THE SPIRIT AND THE LETTER is a project I have wanted to make for a few years. I was familiar with Mary Wollstonecraft's life and work through reading political philosophy and the history of feminism, but then, while researching another project, I discovered she had translated Johann Caspar Lavater, an eighteenth-century Swiss proponent of physiognomy. This intrigued me, as it pointed to the conditions of her professional life--the means of her self-sufficiency.

So I returned to Wollstonecraft's best-known work, A Vindication of the Rights of Woman, and reflected on what happens to her language and ideas when we read them today. Wollstonecraft is widely credited as a founder of feminism, and while true in some ways, this assertion nevertheless raises interesting problems of historiography: The terms feministe and "feminist" date from nearly a hundred years after her time.
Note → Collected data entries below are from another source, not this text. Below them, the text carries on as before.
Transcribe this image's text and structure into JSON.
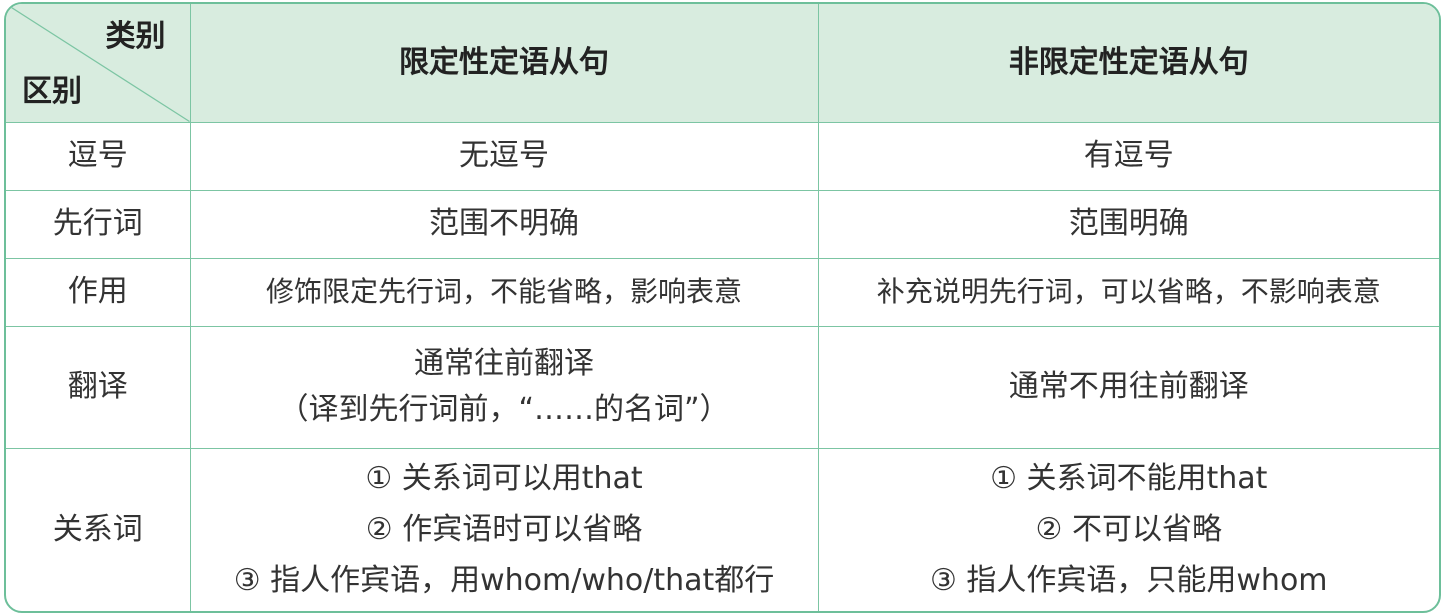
{
  "header": {
    "corner_category": "类别",
    "corner_difference": "区别",
    "col_restrictive": "限定性定语从句",
    "col_nonrestrictive": "非限定性定语从句"
  },
  "rows": [
    {
      "label": "逗号",
      "restrictive": [
        "无逗号"
      ],
      "nonrestrictive": [
        "有逗号"
      ]
    },
    {
      "label": "先行词",
      "restrictive": [
        "范围不明确"
      ],
      "nonrestrictive": [
        "范围明确"
      ]
    },
    {
      "label": "作用",
      "restrictive": [
        "修饰限定先行词，不能省略，影响表意"
      ],
      "nonrestrictive": [
        "补充说明先行词，可以省略，不影响表意"
      ]
    },
    {
      "label": "翻译",
      "restrictive": [
        "通常往前翻译",
        "（译到先行词前，“……的名词”）"
      ],
      "nonrestrictive": [
        "通常不用往前翻译"
      ]
    },
    {
      "label": "关系词",
      "restrictive": [
        "① 关系词可以用that",
        "② 作宾语时可以省略",
        "③ 指人作宾语，用whom/who/that都行"
      ],
      "nonrestrictive": [
        "① 关系词不能用that",
        "② 不可以省略",
        "③ 指人作宾语，只能用whom"
      ]
    }
  ],
  "colors": {
    "border": "#7cc5a3",
    "header_bg": "#d8ecdf"
  }
}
How do we tell her story in a way that avoids teleology, anachronism, and projection? Much of the recent scholarly work on Wollstonecraft takes these concerns into account, presenting her not as someone ahead of her time, but as someone very much of her time. When we attempt to see her in context, we are less likely to find only what we are looking for or what we already know, and more likely to be surprised by unfamiliar or unexpected information that contradicts our preconceptions. This is often a critical confrontation: Reconsidering the past also means evaluating or at least taking into account the position from which we carry out our investigations.

I wondered what the effect might be if Wollstonecraft were able to revisit her own writing now, and I imagined staging a "visitation"--a kind of ghost story--in which she appears in the present and speaks her words live today, bringing them into contact with present-day experience. As a result of this thinking, the installation of The Spirit and the Letter has been arranged spatially to evoke a feeling of inversion. A chandelier protrudes upward from the floor, and an inverted mirror hangs high on one wall. A video image is projected onto the opposite wall, depicting another room where the same chandelier and mirror can be seen in the "correct" orientation. In the video, an actress playing Wollstonecraft paces across the floor, exits the frame, and after a moment reappears, this time walking on the ceiling of the room. Wollstonecraft has been placed on the ceiling to emphasize her presence as a ghost and to play with our sense of her as a radical, someone stubbornly objecting to convention and norms. In turn, I try to allow the spectators--who occupy a space similar to hers--to see themselves in her position, to identify with her physically.